Second Treatise: "'Guilt', 'Bad Conscience', and Related Matters"

In the "Second Treatise" Nietzsche advances his thesis that the origin of the institution of punishment is in a straightforward (pre-moral) creditor/debtor relationship.
Man relies on the apparatus of forgetfulness which has been bred into him in order not to become bogged down in the past. This forgetfulness is, according to Nietzsche, an active "faculty of repression", not a mere inertia or absentmindedness. Man needs to develop an active faculty to work in opposition to this in order that promises can be made that are necessary for exercising control over the future: this is memory.
This control over the future allows a "morality of custom" to get off the ground. (Such a morality is to be sharply differentiated from Christian or other "ascetic" moralities.) The product of this morality, the autonomous individual, comes to see that he may inflict harm on those who break their promises to him. Punishment, then, is a transaction in which the injury to the autonomous individual is compensated for by the pain inflicted on the culprit. Such punishment is meted out without regard for moral considerations about the free will of the culprit, his accountability for his actions, and the like: it is simply an expression of anger. The creditor is compensated for the injury done by the pleasure he derives from the infliction of cruelty on the debtor. Hence the concept of guilt (Schuld) derives from the concept of debt (Schulden).

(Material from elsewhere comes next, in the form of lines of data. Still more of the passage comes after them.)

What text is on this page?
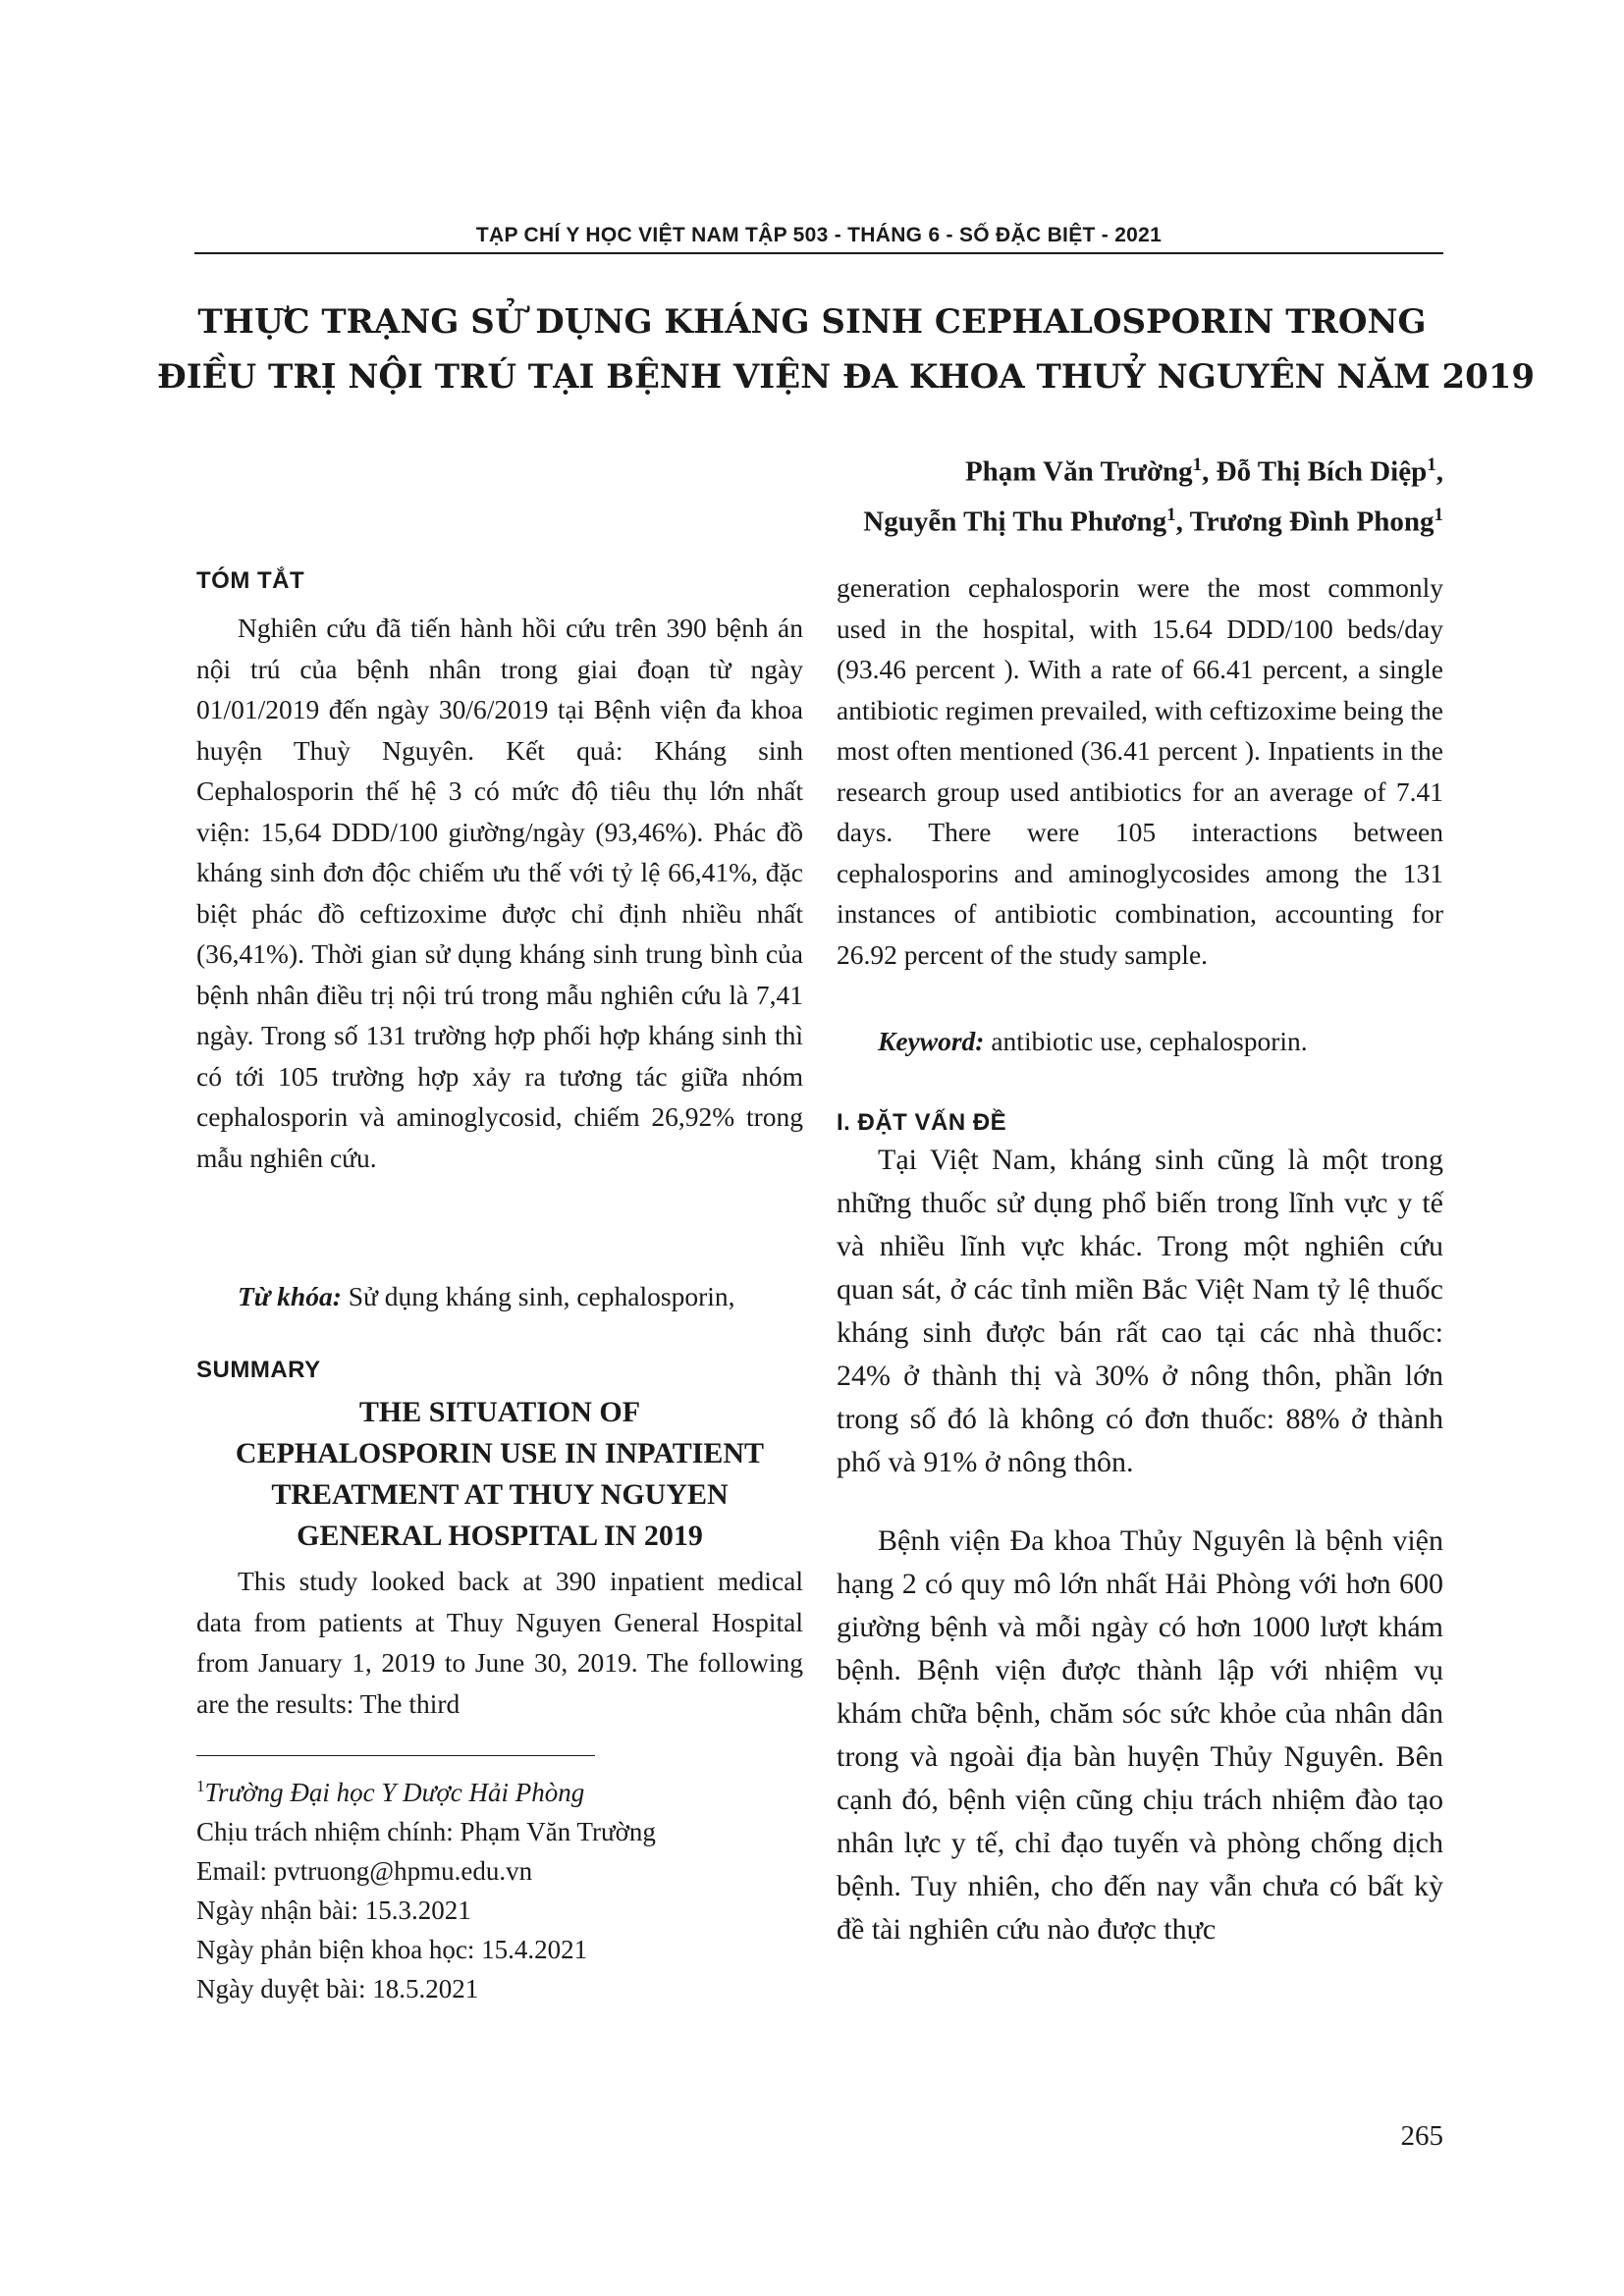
TẠP CHÍ Y HỌC VIỆT NAM TẬP 503 - THÁNG 6 - SỐ ĐẶC BIỆT - 2021
THỰC TRẠNG SỬ DỤNG KHÁNG SINH CEPHALOSPORIN TRONG
ĐIỀU TRỊ NỘI TRÚ TẠI BỆNH VIỆN ĐA KHOA THUỶ NGUYÊN NĂM 2019
Phạm Văn Trường$^1$, Đỗ Thị Bích Diệp$^1$,
Nguyễn Thị Thu Phương$^1$, Trương Đình Phong$^1$
TÓM TẮT

Nghiên cứu đã tiến hành hồi cứu trên 390 bệnh án nội trú của bệnh nhân trong giai đoạn từ ngày 01/01/2019 đến ngày 30/6/2019 tại Bệnh viện đa khoa huyện Thuỳ Nguyên. Kết quả: Kháng sinh Cephalosporin thế hệ 3 có mức độ tiêu thụ lớn nhất viện: 15,64 DDD/100 giường/ngày (93,46%). Phác đồ kháng sinh đơn độc chiếm ưu thế với tỷ lệ 66,41%, đặc biệt phác đồ ceftizoxime được chỉ định nhiều nhất (36,41%). Thời gian sử dụng kháng sinh trung bình của bệnh nhân điều trị nội trú trong mẫu nghiên cứu là 7,41 ngày. Trong số 131 trường hợp phối hợp kháng sinh thì có tới 105 trường hợp xảy ra tương tác giữa nhóm cephalosporin và aminoglycosid, chiếm 26,92% trong mẫu nghiên cứu.

Từ khóa: Sử dụng kháng sinh, cephalosporin,

SUMMARY
THE SITUATION OF
CEPHALOSPORIN USE IN INPATIENT
TREATMENT AT THUY NGUYEN
GENERAL HOSPITAL IN 2019

This study looked back at 390 inpatient medical data from patients at Thuy Nguyen General Hospital from January 1, 2019 to June 30, 2019. The following are the results: The third

$^1$Trường Đại học Y Dược Hải Phòng
Chịu trách nhiệm chính: Phạm Văn Trường
Email: pvtruong@hpmu.edu.vn
Ngày nhận bài: 15.3.2021
Ngày phản biện khoa học: 15.4.2021
Ngày duyệt bài: 18.5.2021

generation cephalosporin were the most commonly used in the hospital, with 15.64 DDD/100 beds/day (93.46 percent ). With a rate of 66.41 percent, a single antibiotic regimen prevailed, with ceftizoxime being the most often mentioned (36.41 percent ). Inpatients in the research group used antibiotics for an average of 7.41 days. There were 105 interactions between cephalosporins and aminoglycosides among the 131 instances of antibiotic combination, accounting for 26.92 percent of the study sample.

Keyword: antibiotic use, cephalosporin.

I. ĐẶT VẤN ĐỀ

Tại Việt Nam, kháng sinh cũng là một trong những thuốc sử dụng phổ biến trong lĩnh vực y tế và nhiều lĩnh vực khác. Trong một nghiên cứu quan sát, ở các tỉnh miền Bắc Việt Nam tỷ lệ thuốc kháng sinh được bán rất cao tại các nhà thuốc: 24% ở thành thị và 30% ở nông thôn, phần lớn trong số đó là không có đơn thuốc: 88% ở thành phố và 91% ở nông thôn.

Bệnh viện Đa khoa Thủy Nguyên là bệnh viện hạng 2 có quy mô lớn nhất Hải Phòng với hơn 600 giường bệnh và mỗi ngày có hơn 1000 lượt khám bệnh. Bệnh viện được thành lập với nhiệm vụ khám chữa bệnh, chăm sóc sức khỏe của nhân dân trong và ngoài địa bàn huyện Thủy Nguyên. Bên cạnh đó, bệnh viện cũng chịu trách nhiệm đào tạo nhân lực y tế, chỉ đạo tuyến và phòng chống dịch bệnh. Tuy nhiên, cho đến nay vẫn chưa có bất kỳ đề tài nghiên cứu nào được thực

265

Nietzsche develops the "major point of historical methodology" that one must not equate the origin of a thing and its utility. The origin of punishment, for example, is in a procedure that predates punishment. Punishment has not just one purpose, but a whole range of "meanings" which "finally crystallizes into a kind of unity that is difficult to dissolve, difficult to analyze and [...] completely and utterly undefinable" (§13). The process by which the succession of different meanings is imposed is driven by the "will to power"—the basic instinct for domination underlying all human action. Nietzsche lists eleven different uses (or "meanings") of punishment, and suggests that there are many more. One utility it does not possess, however, is that of awakening remorse. The psychology of prisoners shows that punishment "makes hard and cold; it concentrates; it sharpens the feeling of alienation" (§14).
The real explanation of bad conscience is quite different. A form of social organization, i.e. a "state," is imposed by "some pack of blond beasts of prey, a race of conquerors and lords." Such a race is able to do so even if those they subject to their power are vastly superior in numbers because these subjects are "still formless, still roaming about", while the conquerors are characterized by an "instinctive creating of forms, impressing of forms" (§17). Under such conditions the destructive, sadistic instincts of man, who is by nature a nomadic hunter, find themselves constricted and thwarted; they are therefore turned inward. Instead of roaming in the wilderness, man now turns himself into "an adventure, a place of torture.” Bad conscience is thus man's instinct for freedom (his "will to power") "driven back, suppressed, imprisoned within" (§17).
Nietzsche accounts for the genesis of the concept "god" by considering what happens when a tribe becomes ever more powerful. In a tribe, the current generation always pays homage to its ancestors, offering sacrifices to them as a demonstration of gratitude to them. As the power of the tribe grows the need to offer thanks to the ancestors does not decline, but rather increases as it has ever more reason to pay homage to the ancestors and to fear them. At the maximum of fear, the ancestor is "necessarily transfigured into a god" (§19).
Nietzsche ends the Treatise with a positive suggestion for a counter-movement to the "conscience-vivisection and cruelty to the animal-self" imposed by the bad conscience: this is to "wed to bad conscience the unnatural inclinations", i.e. to use the self-destructive tendency encapsulated in bad conscience to attack the symptoms of sickness themselves. It is much too early for the kind of free spirit—a Zarathustra-figure—who could bring this about to emerge, although he will come one day: he will emerge only in a time of emboldening conflict, not in the "decaying, self-doubting present" (§24).